Columnist Kilpatrick on language; The Writer's Art, by James J. Kilpatrick. Fairway, Kan.: Andrews, McMeel & Parker Inc. 299 pp. $14.95.

One approaches fall with anticipation. One watches the children, conspicuous in new clothes, some shy, some gregarious, waiting for the big yellow bus. One senses that something abstract has entered the atmosphere, just as surely as the air has a new edge, a new transparency.

The new element, after the languors of summer, is no doubt the element of discipline. So much education is a matter of reducing feelings to symbols, of disciplining the warm chaos within! What ripens toward fall is our readiness to give up the summer promises of boundless possibilities for a few well-defined ends.

So much education is a matter of writing it down.

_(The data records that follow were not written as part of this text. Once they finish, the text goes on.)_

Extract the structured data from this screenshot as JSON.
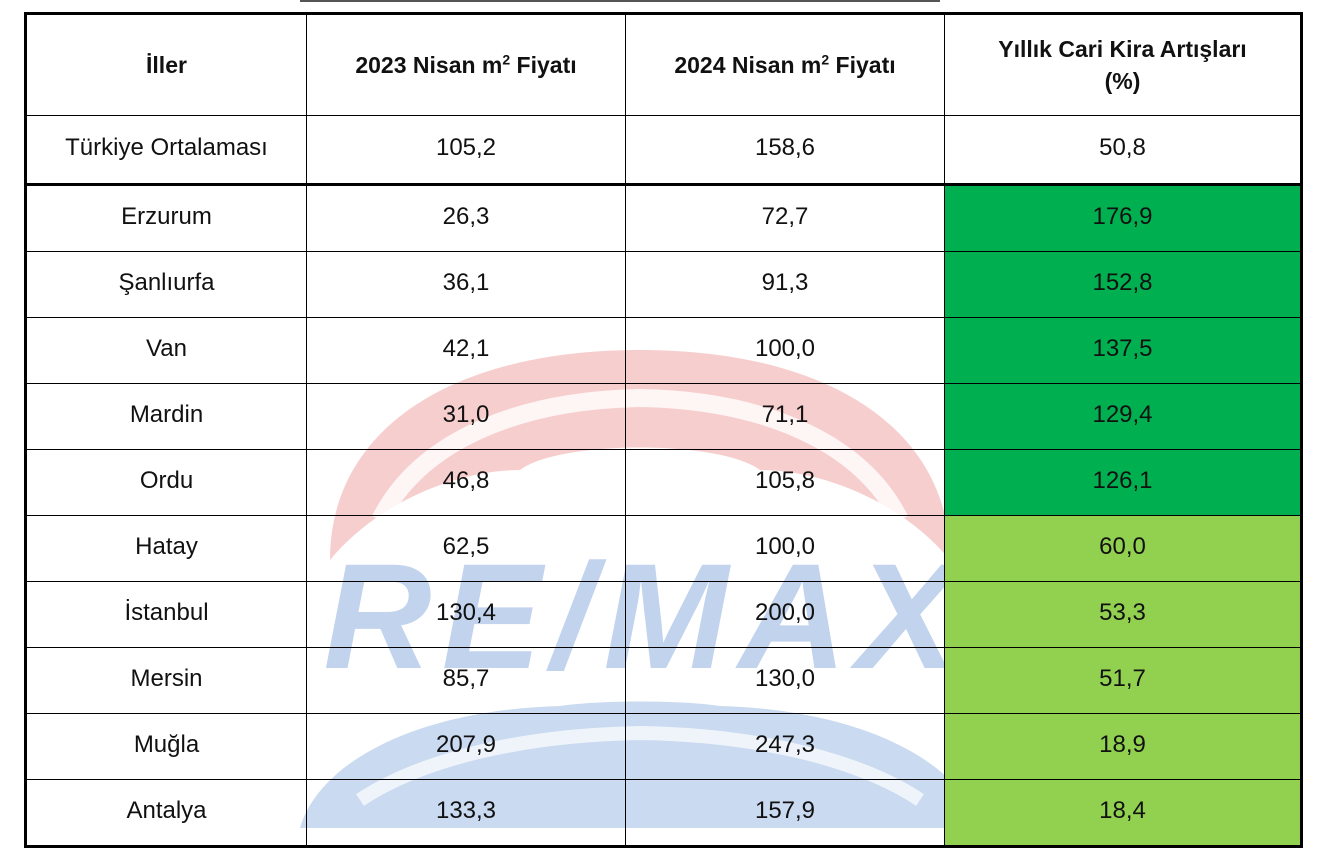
{
  "table": {
    "headers": {
      "city": "İller",
      "price_2023_prefix": "2023 Nisan m",
      "price_2024_prefix": "2024 Nisan m",
      "sup": "2",
      "price_suffix": " Fiyatı",
      "increase_line1": "Yıllık Cari Kira Artışları",
      "increase_line2": "(%)"
    },
    "rows": [
      {
        "city": "Türkiye Ortalaması",
        "p2023": "105,2",
        "p2024": "158,6",
        "inc": "50,8",
        "highlight": "none"
      },
      {
        "city": "Erzurum",
        "p2023": "26,3",
        "p2024": "72,7",
        "inc": "176,9",
        "highlight": "dark"
      },
      {
        "city": "Şanlıurfa",
        "p2023": "36,1",
        "p2024": "91,3",
        "inc": "152,8",
        "highlight": "dark"
      },
      {
        "city": "Van",
        "p2023": "42,1",
        "p2024": "100,0",
        "inc": "137,5",
        "highlight": "dark"
      },
      {
        "city": "Mardin",
        "p2023": "31,0",
        "p2024": "71,1",
        "inc": "129,4",
        "highlight": "dark"
      },
      {
        "city": "Ordu",
        "p2023": "46,8",
        "p2024": "105,8",
        "inc": "126,1",
        "highlight": "dark"
      },
      {
        "city": "Hatay",
        "p2023": "62,5",
        "p2024": "100,0",
        "inc": "60,0",
        "highlight": "light"
      },
      {
        "city": "İstanbul",
        "p2023": "130,4",
        "p2024": "200,0",
        "inc": "53,3",
        "highlight": "light"
      },
      {
        "city": "Mersin",
        "p2023": "85,7",
        "p2024": "130,0",
        "inc": "51,7",
        "highlight": "light"
      },
      {
        "city": "Muğla",
        "p2023": "207,9",
        "p2024": "247,3",
        "inc": "18,9",
        "highlight": "light"
      },
      {
        "city": "Antalya",
        "p2023": "133,3",
        "p2024": "157,9",
        "inc": "18,4",
        "highlight": "light"
      }
    ]
  },
  "colors": {
    "dark_green": "#00b050",
    "light_green": "#92d050"
  },
  "watermark": {
    "text": "RE/MAX",
    "icon": "remax-balloon-logo"
  }
}
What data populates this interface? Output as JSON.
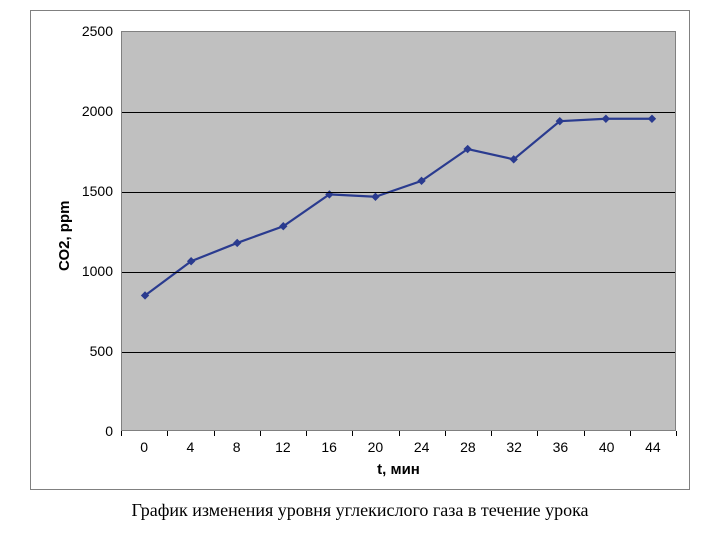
{
  "chart": {
    "type": "line",
    "plot_background": "#c0c0c0",
    "outer_background": "#ffffff",
    "border_color": "#808080",
    "grid_color": "#000000",
    "line_color": "#2a3b8f",
    "marker_color": "#2a3b8f",
    "line_width": 2.2,
    "marker_size": 7,
    "marker_shape": "diamond",
    "x_values": [
      0,
      4,
      8,
      12,
      16,
      20,
      24,
      28,
      32,
      36,
      40,
      44
    ],
    "y_values": [
      845,
      1060,
      1175,
      1280,
      1480,
      1465,
      1565,
      1765,
      1700,
      1940,
      1955,
      1955
    ],
    "ylim": [
      0,
      2500
    ],
    "ytick_step": 500,
    "yticks": [
      0,
      500,
      1000,
      1500,
      2000,
      2500
    ],
    "xlim": [
      0,
      44
    ],
    "xtick_step": 4,
    "xticks": [
      0,
      4,
      8,
      12,
      16,
      20,
      24,
      28,
      32,
      36,
      40,
      44
    ],
    "ylabel": "СО2, ppm",
    "xlabel": "t, мин",
    "label_fontsize": 15,
    "tick_fontsize": 14
  },
  "caption": "График изменения уровня углекислого газа в течение урока"
}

And what is the image we cherish of the writer? Not the emaciated romantic, slave to a demon muse, but an ordinary person with clean hands and a clear head, with sharp pencils, white paper, and a comfortable space in which to work. And a nose for the business at hand.

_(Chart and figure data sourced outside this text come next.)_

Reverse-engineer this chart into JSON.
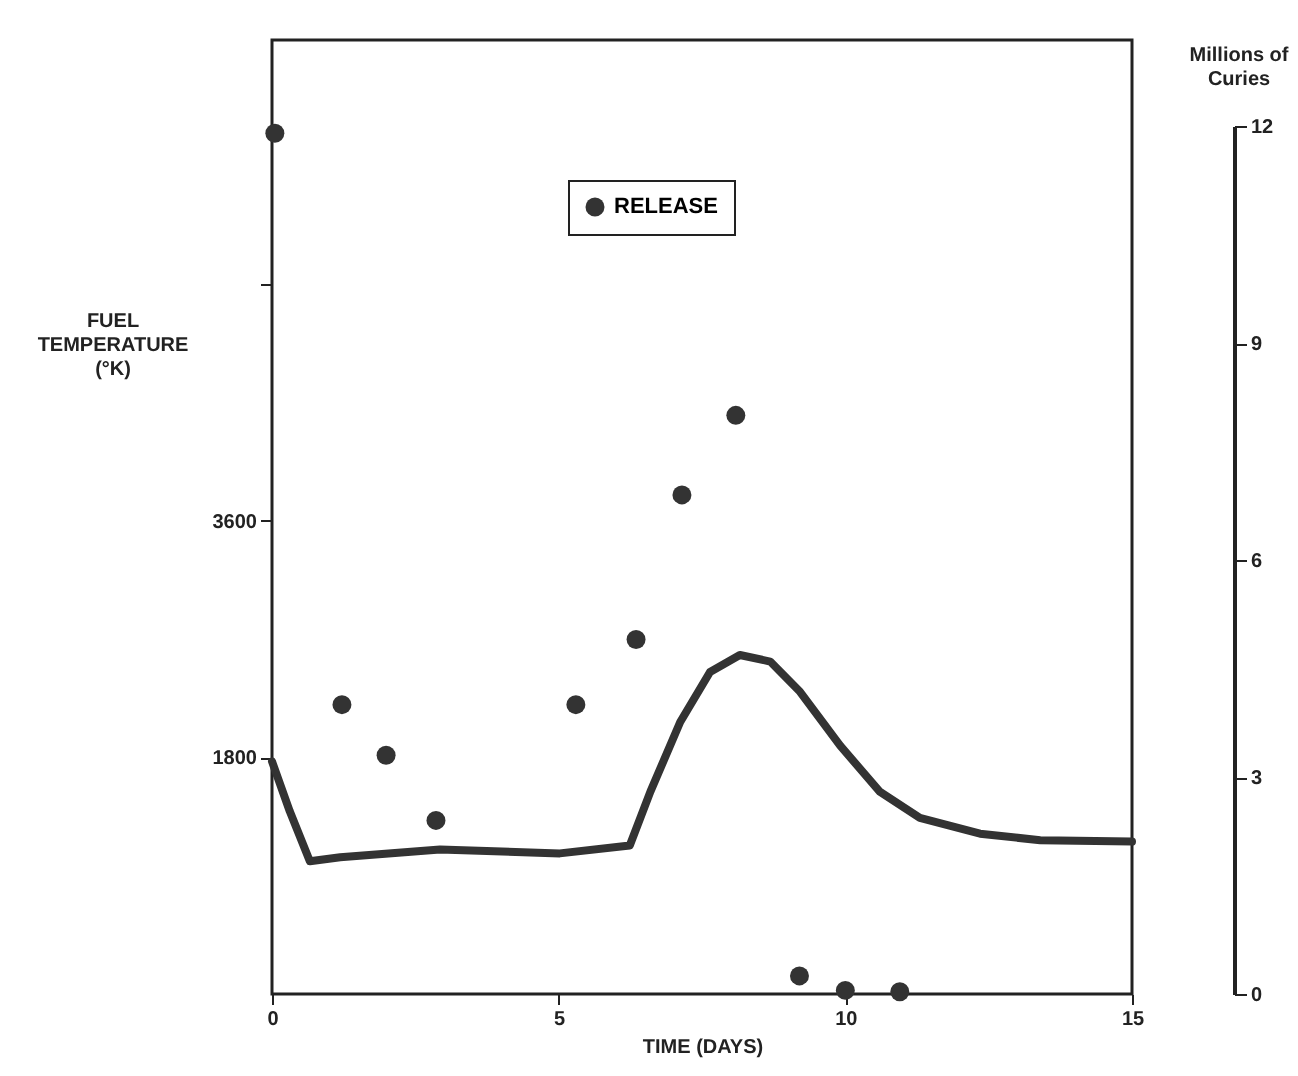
{
  "chart_data": {
    "type": "line",
    "xlabel": "TIME (DAYS)",
    "ylabel": "FUEL TEMPERATURE (°K)",
    "y2label": "Millions of Curies",
    "xlim": [
      0,
      15
    ],
    "xticks": [
      0,
      5,
      10,
      15
    ],
    "ylim": [
      0,
      7260
    ],
    "yticks": [
      {
        "value": 1800,
        "label": "1800"
      },
      {
        "value": 3600,
        "label": "3600"
      },
      {
        "value": 5400,
        "label": null
      }
    ],
    "y2lim": [
      0,
      12
    ],
    "y2ticks": [
      0,
      3,
      6,
      9,
      12
    ],
    "grid": false,
    "legend": "top",
    "series": [
      {
        "type": "line",
        "color": "#333333",
        "x": [
          0,
          0.31,
          0.66,
          1.19,
          2.93,
          5.02,
          6.24,
          6.6,
          7.12,
          7.64,
          8.16,
          8.69,
          9.21,
          9.91,
          10.6,
          11.3,
          12.35,
          13.4,
          15
        ],
        "values": [
          1770,
          1390,
          1010,
          1040,
          1100,
          1070,
          1130,
          1540,
          2070,
          2450,
          2580,
          2530,
          2300,
          1890,
          1540,
          1340,
          1220,
          1170,
          1160
        ]
      },
      {
        "type": "scatter",
        "name": "RELEASE",
        "axis": "y2",
        "color": "#333333",
        "marker": "circle",
        "x": [
          0.05,
          1.22,
          1.99,
          2.86,
          5.3,
          6.35,
          7.15,
          8.09,
          9.2,
          10.0,
          10.95
        ],
        "values": [
          11.9,
          4.0,
          3.3,
          2.4,
          4.0,
          4.9,
          6.9,
          8.0,
          0.25,
          0.05,
          0.03
        ]
      }
    ]
  }
}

The nose reminds us that a good writer is a critic. And if you feel I have just left you behind, behold: James Jackson Kilpatrick, now, at 63, pretty much retired in Rappahannock County, Va.; a syndicated columnist, whom George Will calls ''a Jeffersonian, Virginia, small-government, free-market, classic conservative,'' and who, according to September's Vanity Fair, still belongs to the Op-ed Set - this man Kilpatrick has written a book just for you and me.

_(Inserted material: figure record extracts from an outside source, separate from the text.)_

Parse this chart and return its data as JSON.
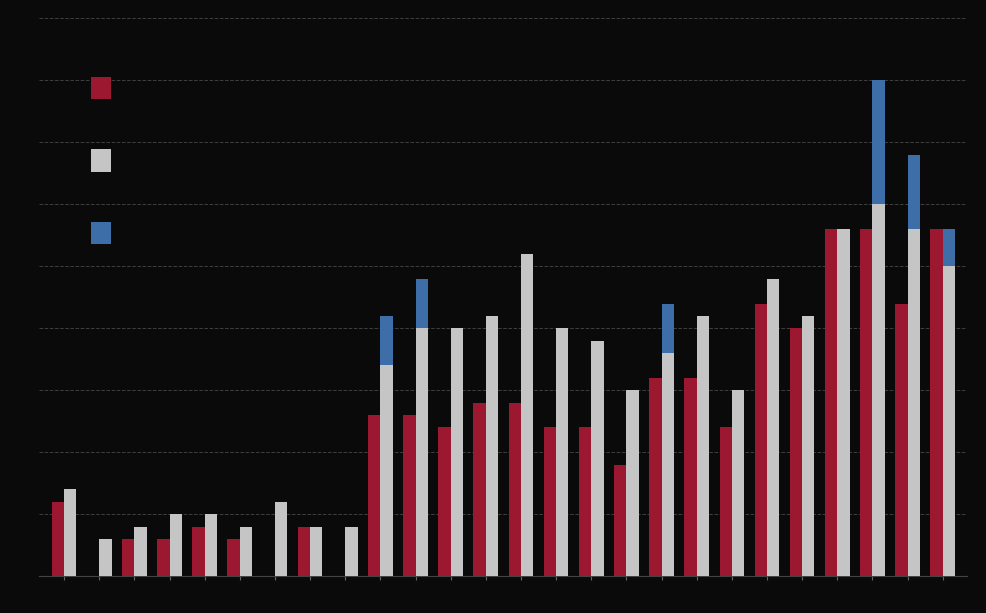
{
  "red": [
    6,
    0,
    3,
    3,
    4,
    3,
    0,
    4,
    0,
    13,
    13,
    12,
    14,
    14,
    12,
    12,
    9,
    16,
    16,
    12,
    22,
    20,
    28,
    28,
    22,
    28
  ],
  "gray": [
    7,
    3,
    4,
    5,
    5,
    4,
    6,
    4,
    4,
    17,
    20,
    20,
    21,
    26,
    20,
    19,
    15,
    18,
    21,
    15,
    24,
    21,
    28,
    30,
    28,
    25
  ],
  "blue_on_gray": [
    0,
    0,
    0,
    0,
    0,
    0,
    0,
    0,
    0,
    4,
    4,
    0,
    0,
    0,
    0,
    0,
    0,
    4,
    0,
    0,
    0,
    0,
    0,
    10,
    6,
    3
  ],
  "red_color": "#9b1830",
  "gray_color": "#c5c5c5",
  "blue_color": "#3d6ea8",
  "bg_color": "#0a0a0a",
  "grid_color": "#555555",
  "bar_width": 0.35,
  "ylim": 45,
  "n_groups": 26
}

In a marketplace overflowing with short books on how to write well, Mr. Kilpatrick, whose column is used by 512 papers, speaks from experience, in a book no shorter than it should be, seeing it is from the hand of one of the master journalists of our times.

What claims our attention here is one writer's experience of the language and of the people who use it. More than any other master writer who has preserved the essence of his craft in a handbook, Mr. Kilpatrick conveys the experience of what is, after all, a sometimes distressingly abstract affair. He begins by saying, ''Ours is a beautiful language, beautiful to speak and to hear, beautiful to read and to write.'' Later on he says, ''As writers, let us look at everything very hard, so it will stay in our heads for always.''

After we look hard, we write. To write, he makes clear, we have to collect words. With characteristic precision, he describes the looking as sensuous, the collecting as intense. Judging from the specimens of word usage he has collected , some nearly perfect, some ludicrously wrong, Mr. Kilpatrick's intensity has paid off. Years of judgment lie behind his exhibits of good English, as when he directs us to read Rebecca West, vintage '46 (her dispatches from the Nazi war trials).

As for the exhibits of what goes wrong, there is no want. Mr Kilpatrick's ear, like his nose, is sensitive; the longest chapter by far is devoted to usage. A paragraph on the word ''pinch hitter'' concludes, ''... the vocabulary of baseball ought to be used as we use other vocabularies, with tender loving care.''

But almost all books of this sort have lots of examples of what not to do. Mr. Kilpatrick's is special because in it he tells us what we ought to do. In a masterly section entitled ''We must keep our instrument properly in tune,'' he quotes Roger Rosenblatt's essay on a plane crash (from Time magazine), a passage from Ken Follett, examples from John D. MacDonald and Dick Francis, E. B. White, and, yes, James J. Kilpatrick himself. He has kept his instrument in tune for many, many years, and the result is a tone of rich sonority, cunning flexibility , and unembarrassed elegance.

''The Writer's Art'' is, then, adult fare. No, we don't have to eye the schoolchildren enviously anymore. We, too, can face the fall with anticipation; we, too, can learn from our experience. That is, if we sit down and work on our writing, with master Kilpatrick nearby ready to console, rebuke, and inspire.